ECLI:NL:RBALM:2010:BO6514
Rechtbank Almelo
- Kort geding
- M. van Houten
- Rechtspraak.nl
Vordering tot schorsing van de executie van een ontruimingsvonnis van de kantonrechter afgewezen
In deze zaak heeft de voorzieningenrechter van de Rechtbank Almelo op 3 december 2010 uitspraak gedaan in een kort geding tussen [eiser] en Stichting WBO Wonen. [eiser] had een vordering ingesteld tot schorsing van de executie van een ontruimingsvonnis dat door de kantonrechter te Enschede was gewezen op 17 augustus 2010. Dit vonnis had de bestaande huurovereenkomst tussen [eiser] en WBO ontbonden en [eiser] veroordeeld om de woning binnen acht weken te ontruimen vanwege ernstige geluidsoverlast die door hem zou zijn veroorzaakt. De kantonrechter had het vonnis uitvoerbaar bij voorraad verklaard, wat betekent dat WBO het recht had om de ontruiming te effectueren, ook al was er hoger beroep ingesteld door [eiser].
Tijdens de zitting op 29 november 2010 heeft [eiser] zijn standpunt toegelicht, waarbij hij stelde dat de overlast niet door hem, maar door zijn vrienden was veroorzaakt. Hij voerde aan dat hij geen huurachterstand had en dat hij in aanmerking kwam voor vervangende woonruimte. WBO daarentegen betwistte de claims van [eiser] en stelde dat er meerdere klagers waren die geluidsoverlast hadden ervaren. WBO verzocht de vordering van [eiser] af te wijzen en benadrukte dat het vonnis van de kantonrechter goed gemotiveerd was.
De voorzieningenrechter heeft de vordering van [eiser] afgewezen.

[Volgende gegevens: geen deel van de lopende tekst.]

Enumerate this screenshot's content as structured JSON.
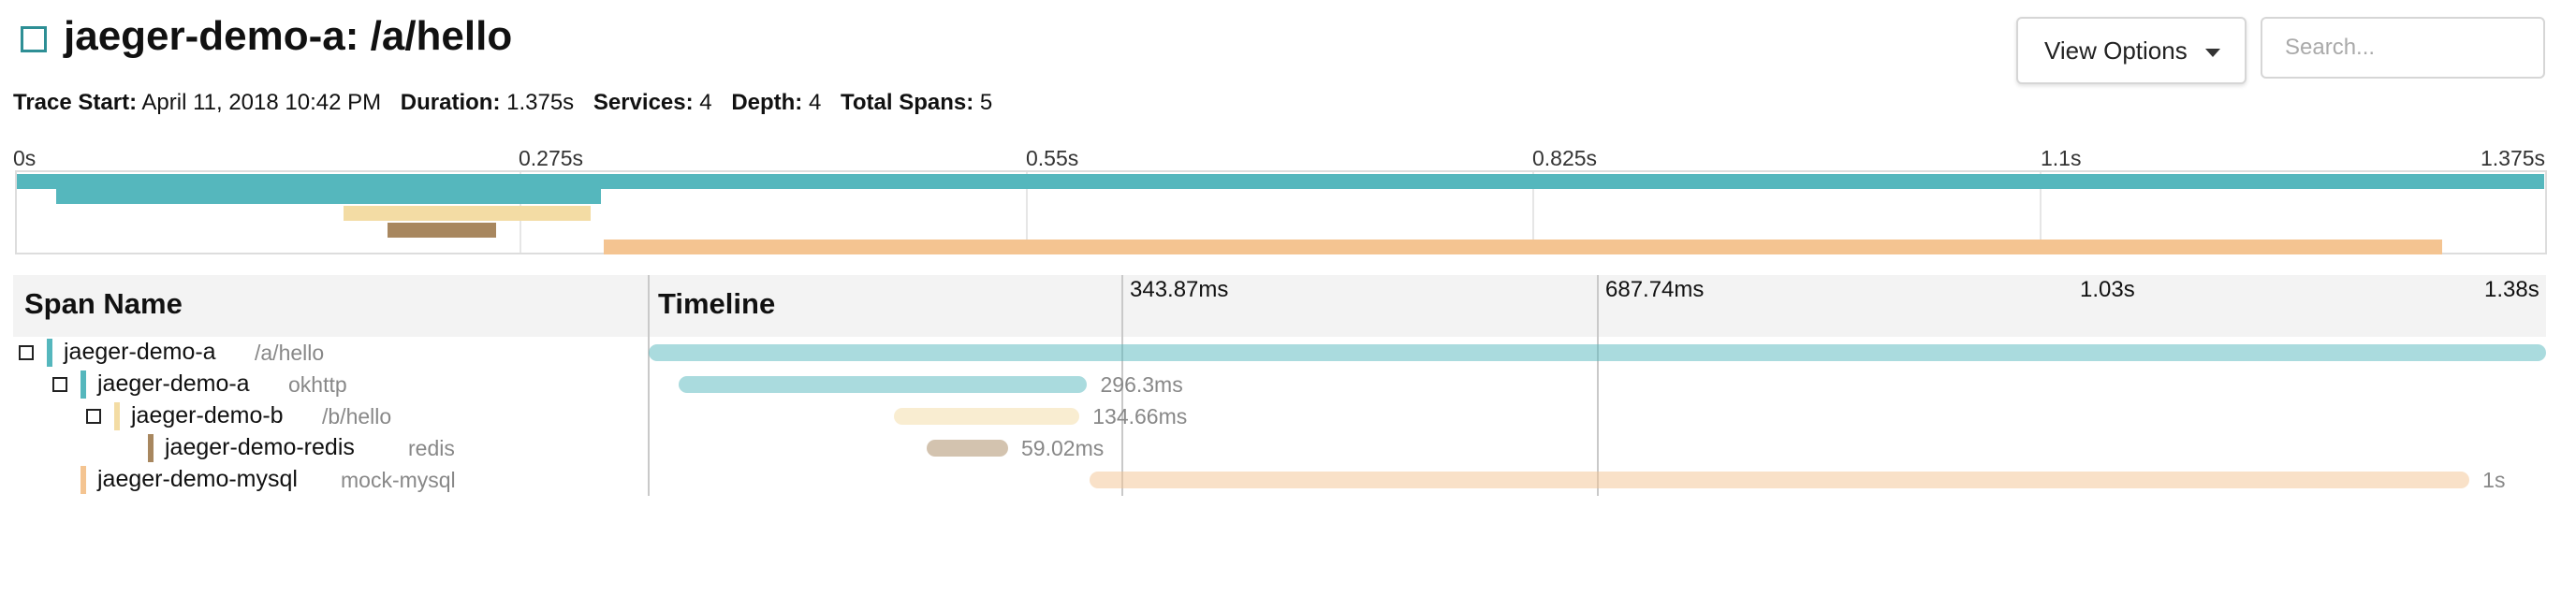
{
  "header": {
    "title": "jaeger-demo-a: /a/hello",
    "view_options": "View Options",
    "search_placeholder": "Search..."
  },
  "meta": {
    "trace_start_label": "Trace Start:",
    "trace_start": "April 11, 2018 10:42 PM",
    "duration_label": "Duration:",
    "duration": "1.375s",
    "services_label": "Services:",
    "services": "4",
    "depth_label": "Depth:",
    "depth": "4",
    "total_spans_label": "Total Spans:",
    "total_spans": "5"
  },
  "minimap": {
    "ticks": [
      "0s",
      "0.275s",
      "0.55s",
      "0.825s",
      "1.1s",
      "1.375s"
    ]
  },
  "detail": {
    "span_name_header": "Span Name",
    "timeline_header": "Timeline",
    "ticks": [
      "343.87ms",
      "687.74ms",
      "1.03s",
      "1.38s"
    ]
  },
  "colors": {
    "jaeger-demo-a": "#55b7bd",
    "jaeger-demo-b": "#f3dca4",
    "jaeger-demo-redis": "#a8875f",
    "jaeger-demo-mysql": "#f4c491"
  },
  "spans": [
    {
      "service": "jaeger-demo-a",
      "operation": "/a/hello",
      "duration": "",
      "depth": 0,
      "toggle": true,
      "start": 0,
      "length": 1.375
    },
    {
      "service": "jaeger-demo-a",
      "operation": "okhttp",
      "duration": "296.3ms",
      "depth": 1,
      "toggle": true,
      "start": 0.0215,
      "length": 0.2963
    },
    {
      "service": "jaeger-demo-b",
      "operation": "/b/hello",
      "duration": "134.66ms",
      "depth": 2,
      "toggle": true,
      "start": 0.1775,
      "length": 0.1347
    },
    {
      "service": "jaeger-demo-redis",
      "operation": "redis",
      "duration": "59.02ms",
      "depth": 3,
      "toggle": false,
      "start": 0.2015,
      "length": 0.059
    },
    {
      "service": "jaeger-demo-mysql",
      "operation": "mock-mysql",
      "duration": "1s",
      "depth": 1,
      "toggle": false,
      "start": 0.3195,
      "length": 1.0
    }
  ]
}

Hij oordeelde dat er geen sprake was van een juridische of feitelijke misslag in het vonnis van de kantonrechter en dat de belangen van WBO bij de executie van het vonnis zwaarder wogen dan de belangen van [eiser]. De voorzieningenrechter benadrukte dat het opkomen in kort geding tegen de executie van een vonnis niet mag worden gezien als een verkapt appel. [eiser] werd veroordeeld in de kosten van de procedure, die op € 1.087,= werden begroot.